Accumulated losses of India’s largest online retailer stood at nearly Rs 24,000 crore ($3.6 billion) as of March 2017, according to its filings in Singapore. That’s widened from nearly Rs 10,000 crore a year ago.
That means the fight for supremacy in India’s three-way e-commerce war has taken a toll as SoftBank-backed Flipkart vies with cash-rich Amazon.com and Alibaba Holdings Group-backed Paytm Mall.
While online retailers have curbed cash discounts, they have been investing to enter newer territories like apparel, large appliances and groceries.
Revenue growth for Flipkart slowed down in the year through March 2017, according to filings with the Accounting and Corporate Regulatory Authority of Singapore – the online retailer is based in the city-state.
Sales at the e-commerce company, which also owns fashion retailers Myntra and Jabong and the PhonePe payments platform, rose 29 percent to Rs 19,855 crore. Revenue had grown 50 percent in the previous 12 months.
The e-commerce industry grew at 180 percent in 2015, but expanded at 12 percent in 2016, according to data from advisory firm RedSeer Consulting. The growth picked up in 2017 but still remained lower at 23 percent.

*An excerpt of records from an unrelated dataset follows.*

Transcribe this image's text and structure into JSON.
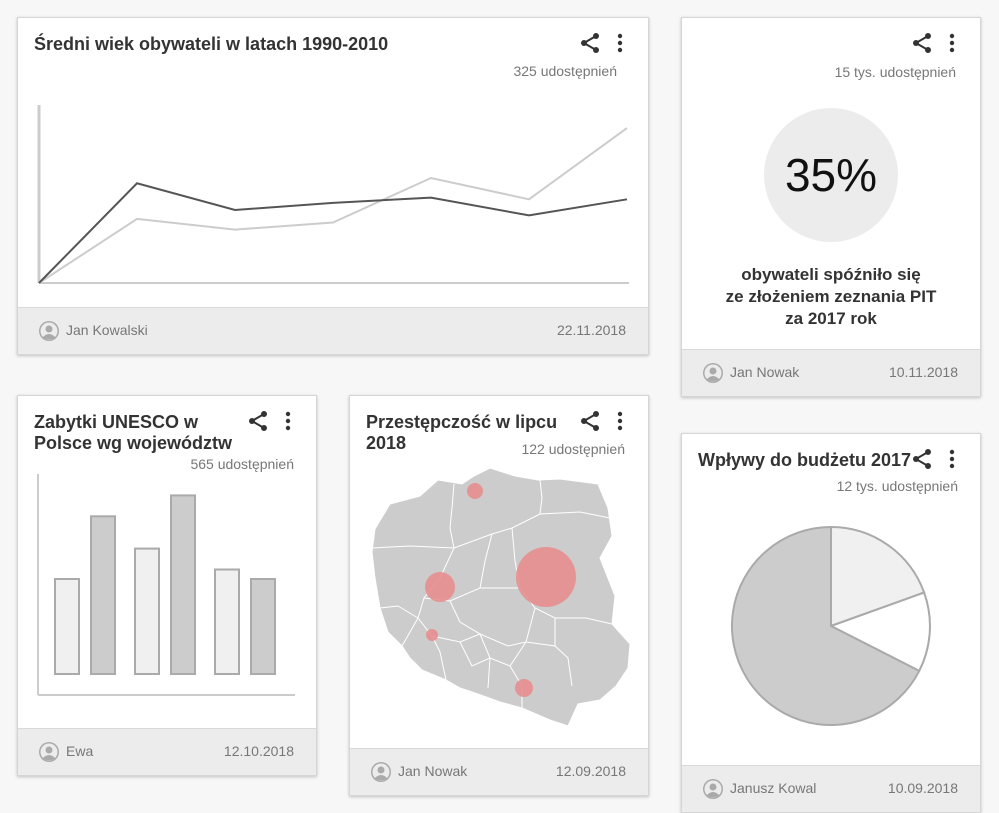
{
  "cards": {
    "avg_age": {
      "title": "Średni wiek obywateli w latach 1990-2010",
      "shares": "325 udostępnień",
      "author": "Jan Kowalski",
      "date": "22.11.2018"
    },
    "pit": {
      "shares": "15 tys. udostępnień",
      "percent": "35%",
      "desc_line1": "obywateli spóźniło się",
      "desc_line2": "ze złożeniem zeznania PIT",
      "desc_line3": "za 2017 rok",
      "author": "Jan Nowak",
      "date": "10.11.2018"
    },
    "unesco": {
      "title_line1": "Zabytki UNESCO w",
      "title_line2": "Polsce wg województw",
      "shares": "565 udostępnień",
      "author": "Ewa",
      "date": "12.10.2018"
    },
    "crime": {
      "title_line1": "Przestępczość w lipcu",
      "title_line2": "2018",
      "shares": "122 udostępnień",
      "author": "Jan Nowak",
      "date": "12.09.2018"
    },
    "budget": {
      "title": "Wpływy do budżetu 2017",
      "shares": "12 tys. udostępnień",
      "author": "Janusz Kowal",
      "date": "10.09.2018"
    }
  },
  "icons": [
    "share-icon",
    "more-icon",
    "user-icon"
  ],
  "chart_data": [
    {
      "type": "line",
      "x": [
        0,
        1,
        2,
        3,
        4,
        5,
        6
      ],
      "series": [
        {
          "values": [
            0,
            56,
            41,
            45,
            48,
            38,
            47
          ],
          "color": "#555555"
        },
        {
          "values": [
            0,
            36,
            30,
            34,
            59,
            47,
            87
          ],
          "color": "#cccccc"
        }
      ],
      "ylim": [
        0,
        100
      ],
      "grid": false
    },
    {
      "type": "bar",
      "categories": [
        "",
        "",
        "",
        "",
        "",
        ""
      ],
      "values": [
        50,
        83,
        66,
        94,
        55,
        50
      ],
      "colors": [
        "#f0f0f0",
        "#cccccc",
        "#f0f0f0",
        "#cccccc",
        "#f0f0f0",
        "#cccccc"
      ],
      "ylim": [
        0,
        100
      ]
    },
    {
      "type": "pie",
      "values": [
        19.5,
        13,
        67.5
      ],
      "colors": [
        "#f0f0f0",
        "#ffffff",
        "#cccccc"
      ]
    }
  ]
}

Flipkart on an average sold goods worth Rs 54.4 crore every day in the 12 months through March 2017 compared with Rs 42.20 crore in the previous year.
BloombergQuint’s emailed queries on the financials to Flipkart remained unanswered.

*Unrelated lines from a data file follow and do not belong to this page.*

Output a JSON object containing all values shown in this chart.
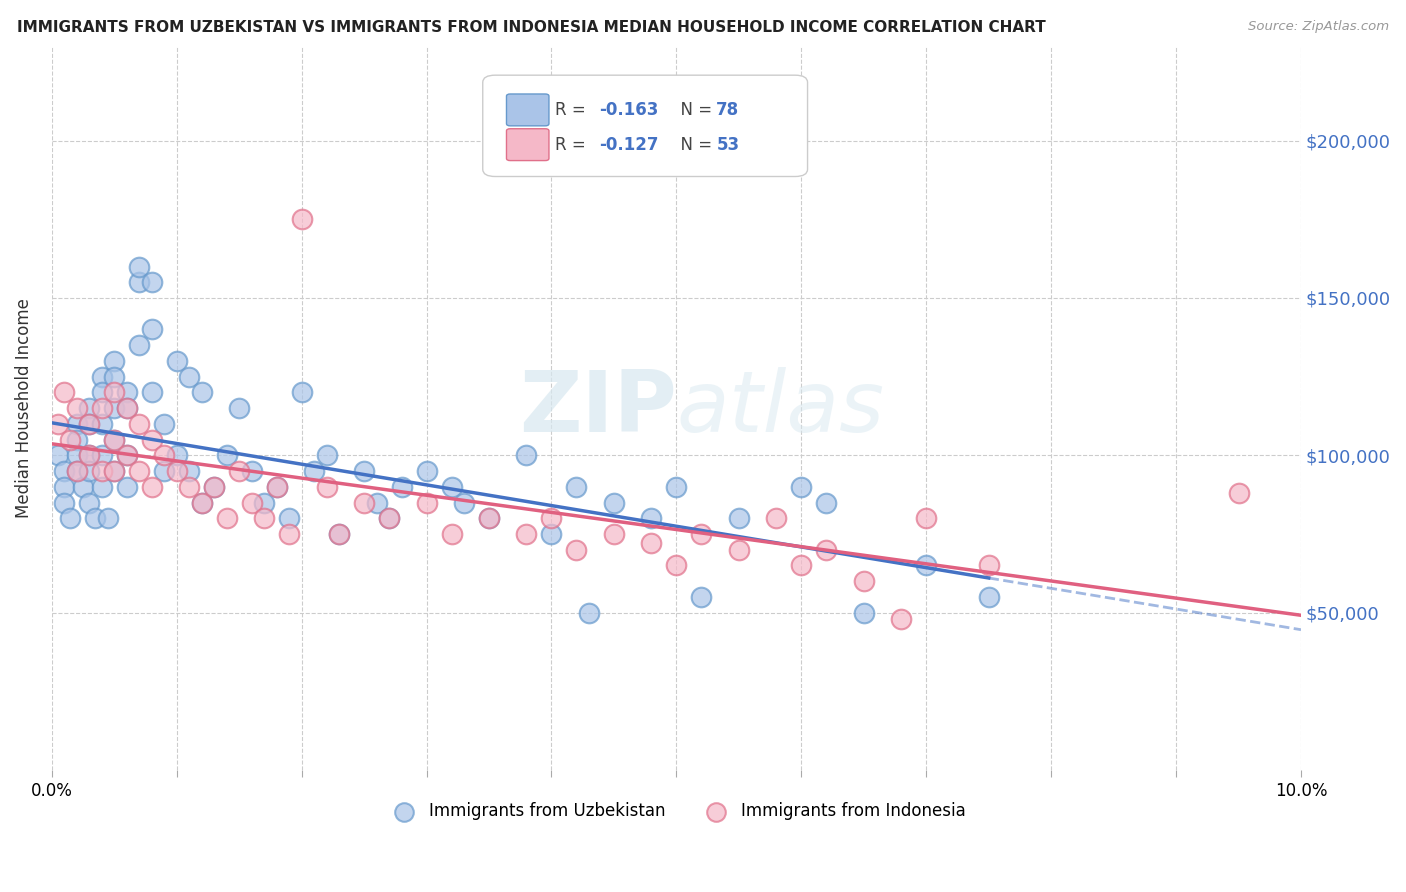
{
  "title": "IMMIGRANTS FROM UZBEKISTAN VS IMMIGRANTS FROM INDONESIA MEDIAN HOUSEHOLD INCOME CORRELATION CHART",
  "source": "Source: ZipAtlas.com",
  "ylabel": "Median Household Income",
  "xlim": [
    0.0,
    0.1
  ],
  "ylim": [
    0,
    230000
  ],
  "yticks": [
    50000,
    100000,
    150000,
    200000
  ],
  "ytick_labels": [
    "$50,000",
    "$100,000",
    "$150,000",
    "$200,000"
  ],
  "watermark_zip": "ZIP",
  "watermark_atlas": "atlas",
  "legend_r1": "R = -0.163",
  "legend_n1": "N = 78",
  "legend_r2": "R = -0.127",
  "legend_n2": "N = 53",
  "color_uzbek_fill": "#aac4e8",
  "color_uzbek_edge": "#6699cc",
  "color_indo_fill": "#f5b8c8",
  "color_indo_edge": "#e0708a",
  "color_uzbek_line": "#4472c4",
  "color_indo_line": "#e06080",
  "background": "#ffffff",
  "uzbek_x": [
    0.0005,
    0.001,
    0.001,
    0.001,
    0.0015,
    0.002,
    0.002,
    0.002,
    0.002,
    0.0025,
    0.003,
    0.003,
    0.003,
    0.003,
    0.003,
    0.0035,
    0.004,
    0.004,
    0.004,
    0.004,
    0.004,
    0.0045,
    0.005,
    0.005,
    0.005,
    0.005,
    0.005,
    0.006,
    0.006,
    0.006,
    0.006,
    0.007,
    0.007,
    0.007,
    0.008,
    0.008,
    0.008,
    0.009,
    0.009,
    0.01,
    0.01,
    0.011,
    0.011,
    0.012,
    0.012,
    0.013,
    0.014,
    0.015,
    0.016,
    0.017,
    0.018,
    0.019,
    0.02,
    0.021,
    0.022,
    0.023,
    0.025,
    0.026,
    0.027,
    0.028,
    0.03,
    0.032,
    0.033,
    0.035,
    0.038,
    0.04,
    0.042,
    0.043,
    0.045,
    0.048,
    0.05,
    0.052,
    0.055,
    0.06,
    0.062,
    0.065,
    0.07,
    0.075
  ],
  "uzbek_y": [
    100000,
    95000,
    90000,
    85000,
    80000,
    110000,
    105000,
    100000,
    95000,
    90000,
    115000,
    110000,
    100000,
    95000,
    85000,
    80000,
    125000,
    120000,
    110000,
    100000,
    90000,
    80000,
    130000,
    125000,
    115000,
    105000,
    95000,
    120000,
    115000,
    100000,
    90000,
    155000,
    160000,
    135000,
    155000,
    140000,
    120000,
    110000,
    95000,
    130000,
    100000,
    125000,
    95000,
    120000,
    85000,
    90000,
    100000,
    115000,
    95000,
    85000,
    90000,
    80000,
    120000,
    95000,
    100000,
    75000,
    95000,
    85000,
    80000,
    90000,
    95000,
    90000,
    85000,
    80000,
    100000,
    75000,
    90000,
    50000,
    85000,
    80000,
    90000,
    55000,
    80000,
    90000,
    85000,
    50000,
    65000,
    55000
  ],
  "indo_x": [
    0.0005,
    0.001,
    0.0015,
    0.002,
    0.002,
    0.003,
    0.003,
    0.004,
    0.004,
    0.005,
    0.005,
    0.005,
    0.006,
    0.006,
    0.007,
    0.007,
    0.008,
    0.008,
    0.009,
    0.01,
    0.011,
    0.012,
    0.013,
    0.014,
    0.015,
    0.016,
    0.017,
    0.018,
    0.019,
    0.02,
    0.022,
    0.023,
    0.025,
    0.027,
    0.03,
    0.032,
    0.035,
    0.038,
    0.04,
    0.042,
    0.045,
    0.048,
    0.05,
    0.052,
    0.055,
    0.058,
    0.06,
    0.062,
    0.065,
    0.068,
    0.07,
    0.075,
    0.095
  ],
  "indo_y": [
    110000,
    120000,
    105000,
    115000,
    95000,
    110000,
    100000,
    115000,
    95000,
    120000,
    105000,
    95000,
    115000,
    100000,
    110000,
    95000,
    105000,
    90000,
    100000,
    95000,
    90000,
    85000,
    90000,
    80000,
    95000,
    85000,
    80000,
    90000,
    75000,
    175000,
    90000,
    75000,
    85000,
    80000,
    85000,
    75000,
    80000,
    75000,
    80000,
    70000,
    75000,
    72000,
    65000,
    75000,
    70000,
    80000,
    65000,
    70000,
    60000,
    48000,
    80000,
    65000,
    88000
  ]
}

Flipkart’s losses, he said, will increase as its battle with rivals is far from over.
There’s no dearth of cash though to provide the firepower. Flipkart’s last infusion of $2.5 billion came from Masayoshi Son-run SoftBank Vision Fund in August.

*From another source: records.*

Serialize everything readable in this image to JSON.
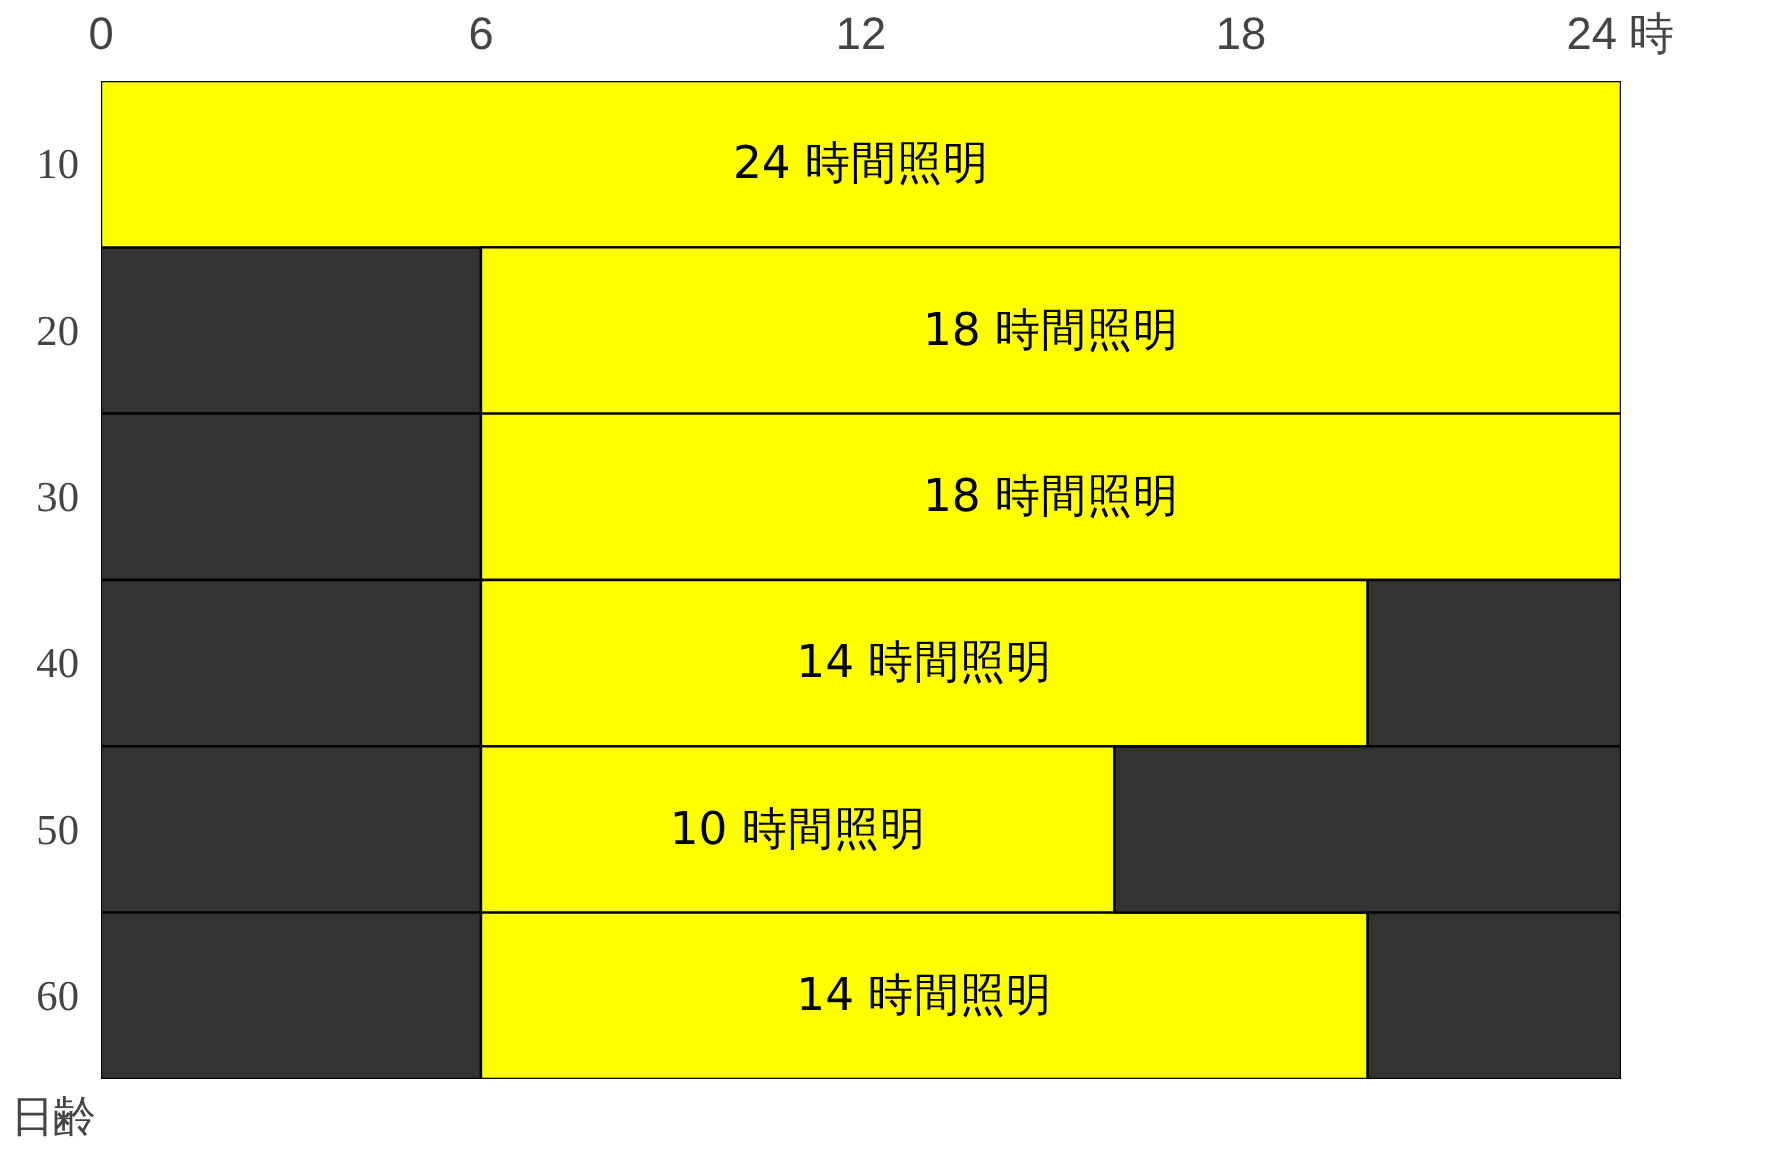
{
  "chart_data": {
    "type": "bar",
    "orientation": "horizontal",
    "stacked": true,
    "ylabel": "日齢",
    "categories": [
      "10",
      "20",
      "30",
      "40",
      "50",
      "60"
    ],
    "series": [
      {
        "color": "#333333",
        "values": [
          0,
          6,
          6,
          6,
          6,
          6
        ]
      },
      {
        "color": "#ffff00",
        "values": [
          24,
          18,
          18,
          14,
          10,
          14
        ],
        "value_labels": [
          "24 時間照明",
          "18 時間照明",
          "18 時間照明",
          "14 時間照明",
          "10 時間照明",
          "14 時間照明"
        ]
      },
      {
        "color": "#333333",
        "values": [
          0,
          0,
          0,
          4,
          8,
          4
        ]
      }
    ],
    "xlim": [
      0,
      24
    ],
    "xticks": [
      0,
      6,
      12,
      18,
      {
        "value": 24,
        "label": "24 時"
      }
    ]
  }
}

And that was within four months of technology giants Microsoft Corp, Tencent Holdings and eBay investing $1.4 billion. In all, it has raised $6.1 billion since inception, according to research firm CB Insights. Now, the world’s largest retailer Walmart Inc is in talks to invest $7-billion to become Flipkart’s largest investor, Bloomberg reported.
That will help the homegrown e-commerce company to take on Jeff Bezos’ Amazon. He has pledged to invest $5 billion to build Seattle-based giant’s business in India after losing out to Alibaba in China.
Significant investments in Indian e-commerce market will help companies evaluate ways to improve margins, said Sreedhar Prasad, head of internet business at KPMG India. Private labels and better supply-chain management, he said, could reduce the cost to serve.
The company sells private labels, giving it control over inventory, pricing and margins. Its in-house brands include SmartBuy for electronic accessories, Perfect Homes for furniture, MarQ for large appliances, and Supermart for staples.
Still, none of the internet companies globally become profitable just by selling goods, Satish Meena, a senior forecast analyst with Forrester, said.
Amazon makes money through its cloud-computing business and Alibaba’s Taobao makes money by selling advertisements by merchants. “Flipkart needs to find its revenue-generating business.”